SEXUAL VIOLENCE AGAINST STREET GIRLS - While less numerous than street boys, girls living on the streets experience most of the same problems as boys and, in addition, are frequently subjected to sexual violence. A local NGO recently reported that 80 percent of street girls have been victims of rape, while another study puts the figure as high as 93 percent. One study found that girls who turn to the streets are generally younger than street boys.
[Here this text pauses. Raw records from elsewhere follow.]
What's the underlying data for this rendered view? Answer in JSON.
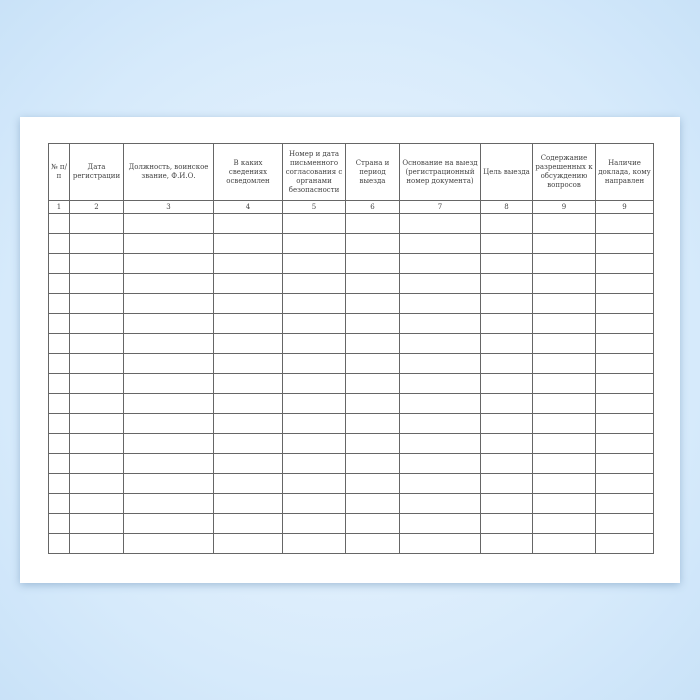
{
  "table": {
    "headers": [
      "№ п/п",
      "Дата регистрации",
      "Должность, воинское звание, Ф.И.О.",
      "В каких сведениях осведомлен",
      "Номер и дата письменного согласования с органами безопасности",
      "Страна и период выезда",
      "Основание на выезд (регистрационный номер документа)",
      "Цель выезда",
      "Содержание разрешенных к обсуждению вопросов",
      "Наличие доклада, кому направлен"
    ],
    "column_numbers": [
      "1",
      "2",
      "3",
      "4",
      "5",
      "6",
      "7",
      "8",
      "9",
      "9"
    ],
    "empty_rows": 17
  }
}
Street girls are often invisible because they do not travel around in gangs as boys do, staying generally on their own or in small groups.

 

*** EARLIER EDITIONS OF SOME OF THE ABOVE ***

 

Human Rights Reports » 2005 Country Reports on Human Rights Practices

U.S. Dept of State Bureau of Democracy, Human Rights, and Labor, March 8, 2006

2009-2017.state.gov/j/drl/rls/hrrpt/2005/61587.htm

[accessed 10 February 2020]

TRAFFICKING IN PERSONS - Due to the genocide and deaths from HIV/AIDS, there were numerous children who headed households, and some of these children resorted to prostitution or may have been trafficked into domestic servitude. UNICEF estimated in 2004 that there were 2,140 child prostitutes in the major cities and several thousand street children throughout the country.